26 de ago. de 2021

QUE A TERRA LHE SEJA LEVE

 


Há muitos anos tive um chefe que era o dono da empresa, eu tinha 23 anos e ele, uns 42. Certa vez ele me deu uma cantada em grande estilo. Foi mais ou menos assim:

Voltei de férias, linda, pele preta-canela super em dia, viajada, cheia de roupa nova, cabelo com o corte da Simone que era a moda e tudo da Cigarra que eu podia ter...
Ele tinha o hábito de tomar champanhe à beira da piscina todos os dias às 18:15 horas e sempre me convidava. Eu ficava por ali, que ele tinha conversa ótima. Era um cara de outro estado, tinha muitas histórias diferentes. Amo histórias.

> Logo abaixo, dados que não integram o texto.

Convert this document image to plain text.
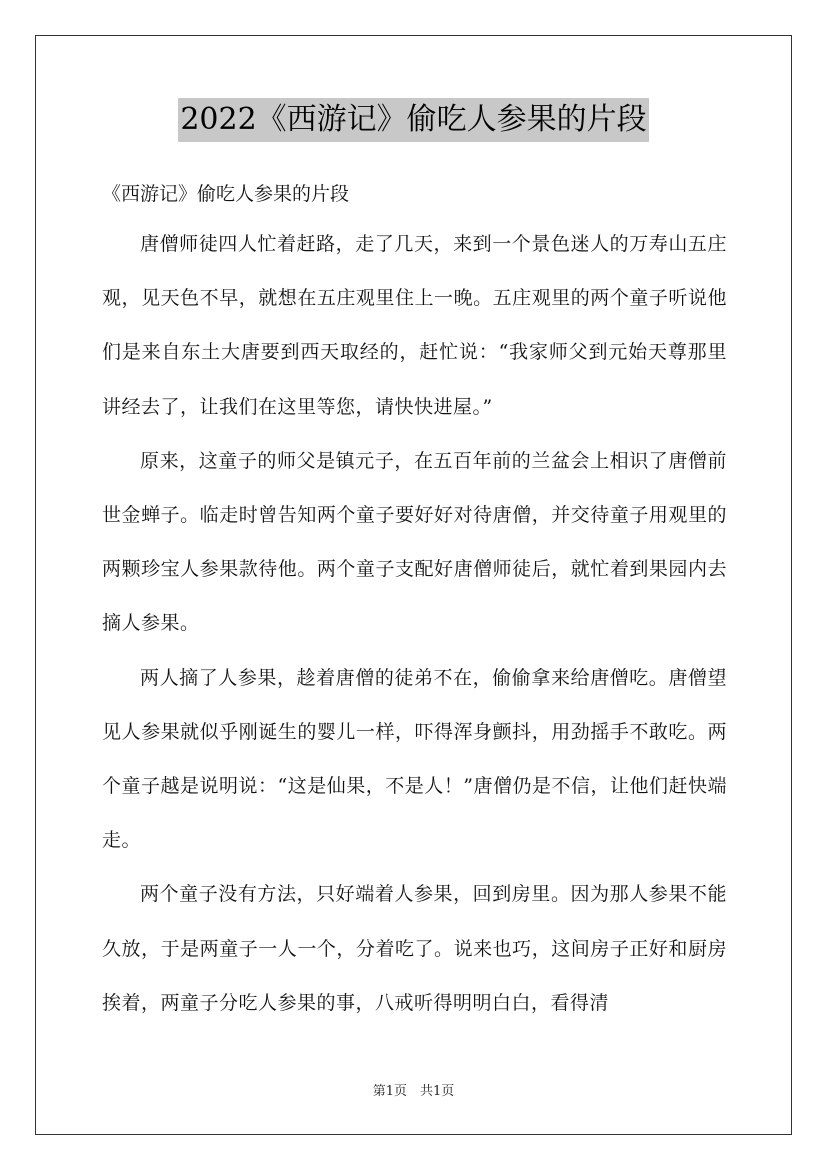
2022《西游记》偷吃人参果的片段

《西游记》偷吃人参果的片段

唐僧师徒四人忙着赶路，走了几天，来到一个景色迷人的万寿山五庄观，见天色不早，就想在五庄观里住上一晚。五庄观里的两个童子听说他们是来自东土大唐要到西天取经的，赶忙说：“我家师父到元始天尊那里讲经去了，让我们在这里等您，请快快进屋。”

原来，这童子的师父是镇元子，在五百年前的兰盆会上相识了唐僧前世金蝉子。临走时曾告知两个童子要好好对待唐僧，并交待童子用观里的两颗珍宝人参果款待他。两个童子支配好唐僧师徒后，就忙着到果园内去摘人参果。

两人摘了人参果，趁着唐僧的徒弟不在，偷偷拿来给唐僧吃。唐僧望见人参果就似乎刚诞生的婴儿一样，吓得浑身颤抖，用劲摇手不敢吃。两个童子越是说明说：“这是仙果，不是人！”唐僧仍是不信，让他们赶快端走。

两个童子没有方法，只好端着人参果，回到房里。因为那人参果不能久放，于是两童子一人一个，分着吃了。说来也巧，这间房子正好和厨房挨着，两童子分吃人参果的事，八戒听得明明白白，看得清

第1页　共1页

Nunca percebi que eu era sua companhia preferida pra isso, o horário ficou sendo esse porque o escritório fechava às 18 e quando ele me convidou pela primeira vez, tipo por acaso, eu recusei porque não bebia em hora canônica. Até hoje, não.

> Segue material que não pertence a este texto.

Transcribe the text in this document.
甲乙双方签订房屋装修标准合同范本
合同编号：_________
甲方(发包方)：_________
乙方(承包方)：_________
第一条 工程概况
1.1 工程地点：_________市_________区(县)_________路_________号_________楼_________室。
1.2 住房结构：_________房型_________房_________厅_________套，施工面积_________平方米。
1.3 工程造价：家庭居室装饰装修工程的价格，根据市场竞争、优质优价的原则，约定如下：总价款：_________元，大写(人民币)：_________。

Ele me chamava RosEmarL, naquele sotaque do sul e brincávamos muito por conta dos nossos sotaques. Ele me corrigia:
- Não é um copo di leiti quenti! E: um copo dE LeitE QueNNtE
Eu respondia:
- Não é Rosemarl é Rozzimarrrr, Nem carlne, nem porlta
A gente ria.
Eram tempos de Figueiredo, gatilho salarial, Tancredo agonizante e ele falava mal do velhinho. Eu não era mais politizada, larguei a política junto com a faculdade, já tinha abandonado as reuniões do movimento negro mas não dava, como nunca deu pra deixar de ser de esquerda e era franco atiradora independente da causa, na época, chamada LGS.

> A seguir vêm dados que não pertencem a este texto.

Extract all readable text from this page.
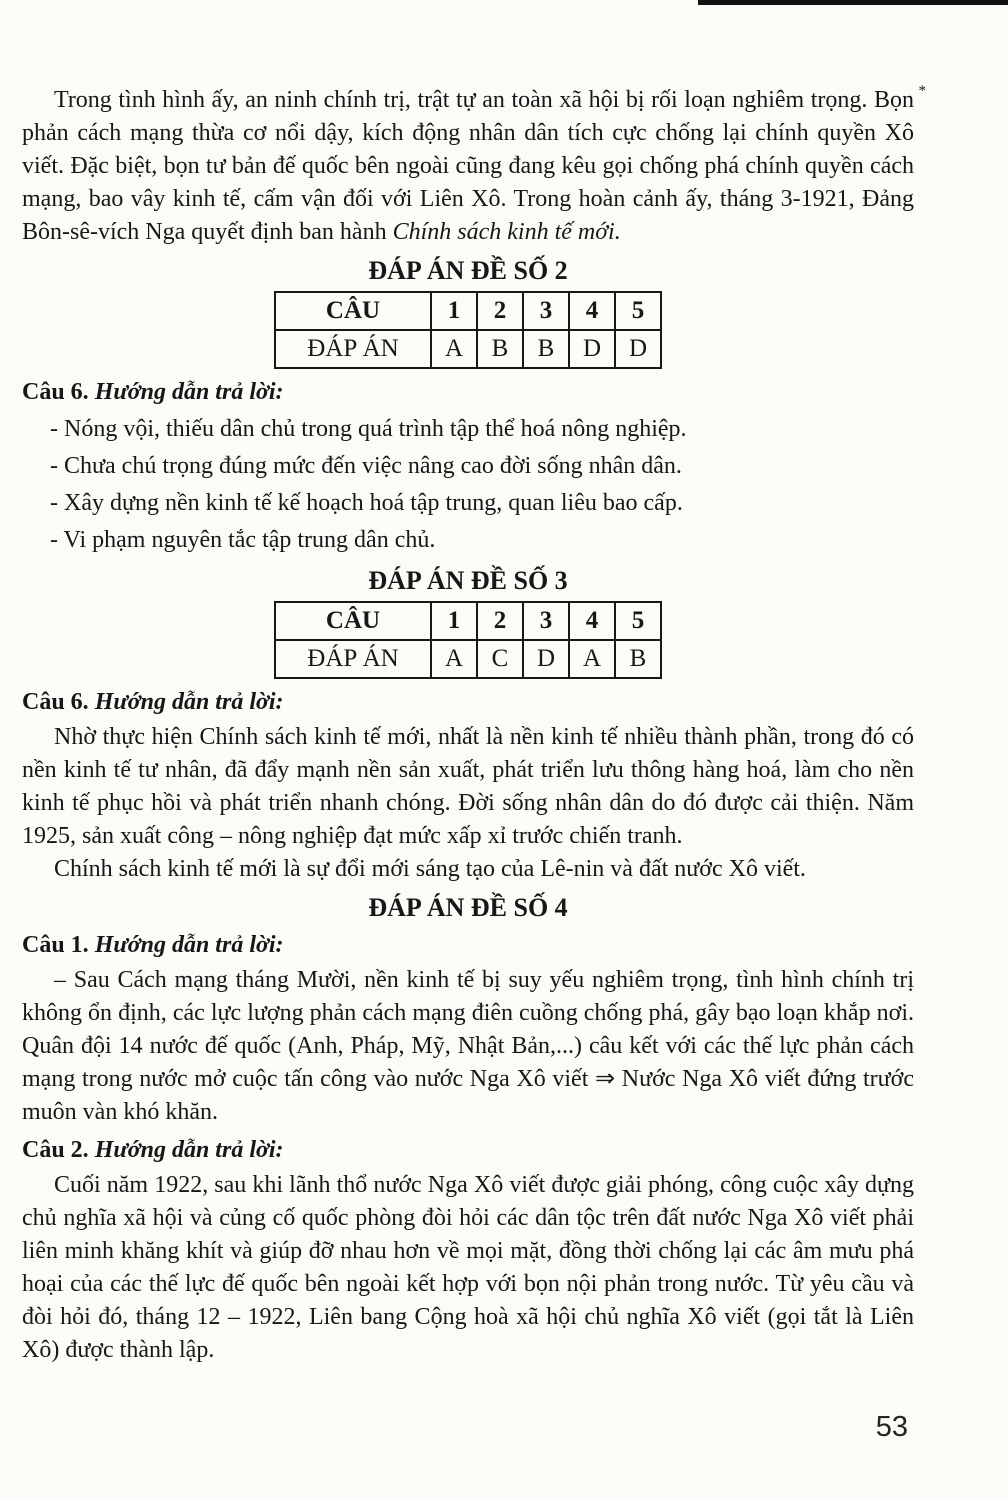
Trong tình hình ấy, an ninh chính trị, trật tự an toàn xã hội bị rối loạn nghiêm trọng. Bọn phản cách mạng thừa cơ nổi dậy, kích động nhân dân tích cực chống lại chính quyền Xô viết. Đặc biệt, bọn tư bản đế quốc bên ngoài cũng đang kêu gọi chống phá chính quyền cách mạng, bao vây kinh tế, cấm vận đối với Liên Xô. Trong hoàn cảnh ấy, tháng 3-1921, Đảng Bôn-sê-vích Nga quyết định ban hành Chính sách kinh tế mới.

*
ĐÁP ÁN ĐỀ SỐ 2
CÂU	1	2	3	4	5
ĐÁP ÁN	A	B	B	D	D

Câu 6. Hướng dẫn trả lời:

- Nóng vội, thiếu dân chủ trong quá trình tập thể hoá nông nghiệp.

- Chưa chú trọng đúng mức đến việc nâng cao đời sống nhân dân.

- Xây dựng nền kinh tế kế hoạch hoá tập trung, quan liêu bao cấp.

- Vi phạm nguyên tắc tập trung dân chủ.

ĐÁP ÁN ĐỀ SỐ 3
CÂU	1	2	3	4	5
ĐÁP ÁN	A	C	D	A	B

Câu 6. Hướng dẫn trả lời:

Nhờ thực hiện Chính sách kinh tế mới, nhất là nền kinh tế nhiều thành phần, trong đó có nền kinh tế tư nhân, đã đẩy mạnh nền sản xuất, phát triển lưu thông hàng hoá, làm cho nền kinh tế phục hồi và phát triển nhanh chóng. Đời sống nhân dân do đó được cải thiện. Năm 1925, sản xuất công – nông nghiệp đạt mức xấp xỉ trước chiến tranh.

Chính sách kinh tế mới là sự đổi mới sáng tạo của Lê-nin và đất nước Xô viết.

ĐÁP ÁN ĐỀ SỐ 4

Câu 1. Hướng dẫn trả lời:

– Sau Cách mạng tháng Mười, nền kinh tế bị suy yếu nghiêm trọng, tình hình chính trị không ổn định, các lực lượng phản cách mạng điên cuồng chống phá, gây bạo loạn khắp nơi. Quân đội 14 nước đế quốc (Anh, Pháp, Mỹ, Nhật Bản,...) câu kết với các thế lực phản cách mạng trong nước mở cuộc tấn công vào nước Nga Xô viết ⇒ Nước Nga Xô viết đứng trước muôn vàn khó khăn.

Câu 2. Hướng dẫn trả lời:

Cuối năm 1922, sau khi lãnh thổ nước Nga Xô viết được giải phóng, công cuộc xây dựng chủ nghĩa xã hội và củng cố quốc phòng đòi hỏi các dân tộc trên đất nước Nga Xô viết phải liên minh khăng khít và giúp đỡ nhau hơn về mọi mặt, đồng thời chống lại các âm mưu phá hoại của các thế lực đế quốc bên ngoài kết hợp với bọn nội phản trong nước. Từ yêu cầu và đòi hỏi đó, tháng 12 – 1922, Liên bang Cộng hoà xã hội chủ nghĩa Xô viết (gọi tắt là Liên Xô) được thành lập.

53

Ele sabia da minha condição homo afetiva, aliás o mundo sabia. Eu adorava ver o espanto na cara das pessoas que me julgavam bonita demais, culta demais, inteligente demais e pasme - sexy demais para ser apenas sapatão. Sim, porque eu só conseguia emprego quando me munia de decote, saia, salto e muito charme no andar que ralei pra aprender a ter nas aula da Socila.
Nesse dia de volta das férias, no final do expediente ele me convidou pro champanhe costumeiro. - Vamos tomar um Chandon pra comemorar sua volta?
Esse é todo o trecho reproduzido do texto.